Central Office-Related Experiences
- Attend 3 school board meetings in 3 different school divisions, one of which being your own. Identify the similarities and differences among the 3 divisions.
- Spend a minimum of 8 hours shadowing and meeting with non-instructional central office administrators. Identify the issues that surface at the division level. The following positions (or their equivalent) should be included:
- School nutrition supervisor
- Transportation supervisor
- Maintenance supervisor
- Maintenance tradesman
- Spend a minimum of 10 hours shadowing and meeting with instructional central office administrators. Analyze the role central office instructional staff play in direct instructional supervision. What role do they have in insuring accountability? The following positions (or their equivalent) should be included:*
- Assistant Superintendent for Instruction
- Director for Elementary Education
- Director for Secondary Education
- Director for Technology
- Director for Special Education
- Director for Career Technical Education
- Director for Personnel
- Director for Finance
- Public Information Officer
- Spend a minimum of 5 hours in meetings noted below involving central office staff. Reflect on the relationship between the central office and principals, the accountability of both, and the impact these meetings have on student learning.
- Construction meeting
- RFP presentations or Bid openings
- Division principals meeting
- Division department meeting
Community Agency Internship Experiences
Spend a minimum of 15 hours working with the United Way.
Interns will receive training as a call specialist for the 2-1-1 program.

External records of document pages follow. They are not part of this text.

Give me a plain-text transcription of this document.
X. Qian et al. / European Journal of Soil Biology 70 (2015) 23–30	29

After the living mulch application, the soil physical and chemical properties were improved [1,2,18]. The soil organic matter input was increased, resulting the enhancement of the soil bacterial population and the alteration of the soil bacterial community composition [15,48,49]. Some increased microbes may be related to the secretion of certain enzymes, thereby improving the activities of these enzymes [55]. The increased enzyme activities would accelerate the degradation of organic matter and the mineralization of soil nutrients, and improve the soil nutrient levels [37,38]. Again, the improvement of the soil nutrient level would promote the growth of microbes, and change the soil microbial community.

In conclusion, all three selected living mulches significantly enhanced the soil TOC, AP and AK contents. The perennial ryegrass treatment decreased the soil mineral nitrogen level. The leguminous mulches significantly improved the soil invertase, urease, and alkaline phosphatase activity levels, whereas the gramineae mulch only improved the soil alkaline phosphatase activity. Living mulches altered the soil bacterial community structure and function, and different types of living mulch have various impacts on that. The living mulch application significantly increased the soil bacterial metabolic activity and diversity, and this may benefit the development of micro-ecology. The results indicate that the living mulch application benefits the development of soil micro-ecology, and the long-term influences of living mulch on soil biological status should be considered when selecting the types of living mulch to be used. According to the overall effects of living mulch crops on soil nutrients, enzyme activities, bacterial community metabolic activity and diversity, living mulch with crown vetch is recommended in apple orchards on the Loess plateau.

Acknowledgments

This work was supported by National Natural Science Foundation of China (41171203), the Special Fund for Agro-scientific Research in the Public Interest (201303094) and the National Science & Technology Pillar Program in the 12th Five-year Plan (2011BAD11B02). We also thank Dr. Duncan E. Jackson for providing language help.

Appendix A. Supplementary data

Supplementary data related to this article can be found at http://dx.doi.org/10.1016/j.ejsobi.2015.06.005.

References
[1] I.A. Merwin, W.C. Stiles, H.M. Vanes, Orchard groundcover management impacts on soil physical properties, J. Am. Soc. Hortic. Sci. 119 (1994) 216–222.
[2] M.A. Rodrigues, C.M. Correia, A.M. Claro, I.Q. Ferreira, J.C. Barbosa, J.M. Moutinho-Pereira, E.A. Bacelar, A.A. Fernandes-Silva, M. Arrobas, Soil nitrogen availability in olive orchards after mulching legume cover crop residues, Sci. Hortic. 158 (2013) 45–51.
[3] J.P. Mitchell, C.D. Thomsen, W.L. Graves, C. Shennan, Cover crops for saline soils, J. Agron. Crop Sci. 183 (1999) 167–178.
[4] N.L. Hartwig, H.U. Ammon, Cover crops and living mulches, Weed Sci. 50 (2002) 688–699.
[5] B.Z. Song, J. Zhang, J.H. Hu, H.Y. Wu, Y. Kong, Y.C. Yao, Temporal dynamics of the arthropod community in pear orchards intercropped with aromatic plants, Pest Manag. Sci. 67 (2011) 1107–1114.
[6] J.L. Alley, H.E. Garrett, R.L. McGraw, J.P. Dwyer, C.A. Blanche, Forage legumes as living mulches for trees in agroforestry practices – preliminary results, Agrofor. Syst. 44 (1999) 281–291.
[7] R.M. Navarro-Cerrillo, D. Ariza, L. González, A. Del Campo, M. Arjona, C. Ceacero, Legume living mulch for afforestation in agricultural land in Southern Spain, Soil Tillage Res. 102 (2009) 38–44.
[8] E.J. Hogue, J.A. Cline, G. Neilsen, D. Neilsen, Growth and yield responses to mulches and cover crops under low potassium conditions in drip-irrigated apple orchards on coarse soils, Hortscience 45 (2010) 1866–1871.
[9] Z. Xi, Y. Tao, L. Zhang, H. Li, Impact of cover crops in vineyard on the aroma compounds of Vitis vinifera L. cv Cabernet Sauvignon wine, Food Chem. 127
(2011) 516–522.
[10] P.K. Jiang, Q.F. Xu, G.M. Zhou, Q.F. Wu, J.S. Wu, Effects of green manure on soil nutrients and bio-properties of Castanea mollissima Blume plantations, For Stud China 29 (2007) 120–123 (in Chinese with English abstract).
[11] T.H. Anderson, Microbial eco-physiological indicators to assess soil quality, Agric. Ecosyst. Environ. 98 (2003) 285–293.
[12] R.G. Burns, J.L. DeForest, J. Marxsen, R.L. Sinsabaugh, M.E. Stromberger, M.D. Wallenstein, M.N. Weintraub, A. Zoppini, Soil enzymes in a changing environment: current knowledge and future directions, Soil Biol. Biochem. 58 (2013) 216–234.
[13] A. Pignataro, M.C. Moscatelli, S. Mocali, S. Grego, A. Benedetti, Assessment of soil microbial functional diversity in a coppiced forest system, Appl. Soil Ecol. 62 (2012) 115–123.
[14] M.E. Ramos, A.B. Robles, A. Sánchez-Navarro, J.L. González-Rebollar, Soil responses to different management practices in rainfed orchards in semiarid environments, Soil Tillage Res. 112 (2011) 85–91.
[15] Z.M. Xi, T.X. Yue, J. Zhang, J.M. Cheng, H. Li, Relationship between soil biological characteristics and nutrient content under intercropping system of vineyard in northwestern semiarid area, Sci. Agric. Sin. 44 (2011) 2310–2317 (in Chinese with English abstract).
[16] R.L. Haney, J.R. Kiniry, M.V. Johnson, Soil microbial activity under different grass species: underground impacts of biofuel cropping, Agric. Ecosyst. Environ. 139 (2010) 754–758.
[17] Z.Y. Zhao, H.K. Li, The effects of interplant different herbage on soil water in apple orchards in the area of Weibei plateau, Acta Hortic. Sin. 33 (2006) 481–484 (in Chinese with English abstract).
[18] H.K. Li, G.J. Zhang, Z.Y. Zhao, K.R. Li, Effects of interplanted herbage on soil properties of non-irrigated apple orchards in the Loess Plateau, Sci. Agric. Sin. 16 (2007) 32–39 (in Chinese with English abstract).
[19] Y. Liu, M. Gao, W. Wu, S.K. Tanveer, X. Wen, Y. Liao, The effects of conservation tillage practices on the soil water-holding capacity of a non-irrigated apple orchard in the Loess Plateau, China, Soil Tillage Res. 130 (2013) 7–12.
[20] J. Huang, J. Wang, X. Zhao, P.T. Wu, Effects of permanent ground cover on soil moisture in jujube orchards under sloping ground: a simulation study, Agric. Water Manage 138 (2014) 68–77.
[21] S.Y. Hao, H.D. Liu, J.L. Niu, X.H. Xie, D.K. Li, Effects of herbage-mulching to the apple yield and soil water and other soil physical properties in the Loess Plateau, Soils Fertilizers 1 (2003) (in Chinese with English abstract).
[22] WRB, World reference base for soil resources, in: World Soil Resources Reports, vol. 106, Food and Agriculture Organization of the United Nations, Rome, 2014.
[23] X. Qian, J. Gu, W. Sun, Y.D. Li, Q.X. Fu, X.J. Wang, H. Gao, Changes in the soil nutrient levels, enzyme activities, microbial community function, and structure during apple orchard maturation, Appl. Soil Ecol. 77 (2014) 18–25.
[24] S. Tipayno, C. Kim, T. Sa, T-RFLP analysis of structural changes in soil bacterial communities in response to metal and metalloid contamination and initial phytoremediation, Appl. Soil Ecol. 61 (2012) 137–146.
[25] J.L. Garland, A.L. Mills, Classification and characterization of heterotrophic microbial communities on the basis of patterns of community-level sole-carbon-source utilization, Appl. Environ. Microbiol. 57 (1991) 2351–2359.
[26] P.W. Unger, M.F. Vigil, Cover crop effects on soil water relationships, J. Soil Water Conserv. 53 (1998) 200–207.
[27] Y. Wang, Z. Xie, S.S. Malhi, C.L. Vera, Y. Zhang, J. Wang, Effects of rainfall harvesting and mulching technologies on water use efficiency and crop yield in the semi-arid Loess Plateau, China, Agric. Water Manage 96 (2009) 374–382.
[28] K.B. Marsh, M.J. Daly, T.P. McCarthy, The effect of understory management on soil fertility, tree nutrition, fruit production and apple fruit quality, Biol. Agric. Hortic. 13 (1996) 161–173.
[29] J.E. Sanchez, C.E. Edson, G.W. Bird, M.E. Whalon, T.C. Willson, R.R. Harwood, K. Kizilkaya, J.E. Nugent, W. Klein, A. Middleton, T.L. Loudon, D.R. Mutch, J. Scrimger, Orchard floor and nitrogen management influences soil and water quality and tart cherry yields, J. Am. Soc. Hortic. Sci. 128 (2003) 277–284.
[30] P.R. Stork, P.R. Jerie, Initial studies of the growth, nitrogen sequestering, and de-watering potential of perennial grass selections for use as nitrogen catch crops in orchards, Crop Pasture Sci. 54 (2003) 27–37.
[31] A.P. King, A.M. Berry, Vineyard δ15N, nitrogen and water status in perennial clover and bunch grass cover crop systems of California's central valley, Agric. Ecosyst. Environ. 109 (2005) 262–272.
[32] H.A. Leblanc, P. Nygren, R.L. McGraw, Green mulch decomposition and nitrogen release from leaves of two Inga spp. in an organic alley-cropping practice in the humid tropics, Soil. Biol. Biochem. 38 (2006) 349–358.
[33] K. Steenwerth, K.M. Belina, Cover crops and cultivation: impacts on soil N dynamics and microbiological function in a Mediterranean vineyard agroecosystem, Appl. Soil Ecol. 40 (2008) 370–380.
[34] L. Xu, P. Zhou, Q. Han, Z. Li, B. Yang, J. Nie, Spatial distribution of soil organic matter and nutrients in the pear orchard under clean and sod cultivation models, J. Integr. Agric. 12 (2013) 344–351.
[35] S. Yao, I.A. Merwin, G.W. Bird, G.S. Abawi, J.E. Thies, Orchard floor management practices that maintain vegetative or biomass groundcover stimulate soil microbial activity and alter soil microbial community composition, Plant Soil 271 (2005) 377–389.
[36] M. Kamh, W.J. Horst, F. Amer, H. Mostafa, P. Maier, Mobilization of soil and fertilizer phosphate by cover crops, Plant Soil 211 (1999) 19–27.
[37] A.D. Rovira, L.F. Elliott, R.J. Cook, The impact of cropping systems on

The 2-1-1 program is an easy to remember phone number connecting people with free information on available community services. When someone calls 2-1-1, a trained call specialist listens to the situation and suggest sources of help using a large database of health and human services in Virginia. Nonprofit organizations and federal, state, and local government agencies are included in the database.
The Lynchburg United Way houses one of the state call centers. Interns will be trained as a call specialist by United Way staff. Interns will assist callers in accessing health and human service agencies. As a result of the training, interns will be more aware of the types of services available to families and children.
These services include, but are not limited to:
- Basic human needs including food banks, shelters, rent or utility assistance.
- Physical and mental health resources including Medicaid, Medicare, pre-natal care, children’s health insurance programs, crisis intervention, support groups, counseling, alcohol and drug rehabilitation.
- Work initiatives including educational and vocational training programs, English as second language classes, job training, GED preparation, financial and transportation assistance.
- Support for children, youth, and families including after-school programs, family resource centers, protective services, counseling, early childhood learning programs, child care referral centers, and recreation.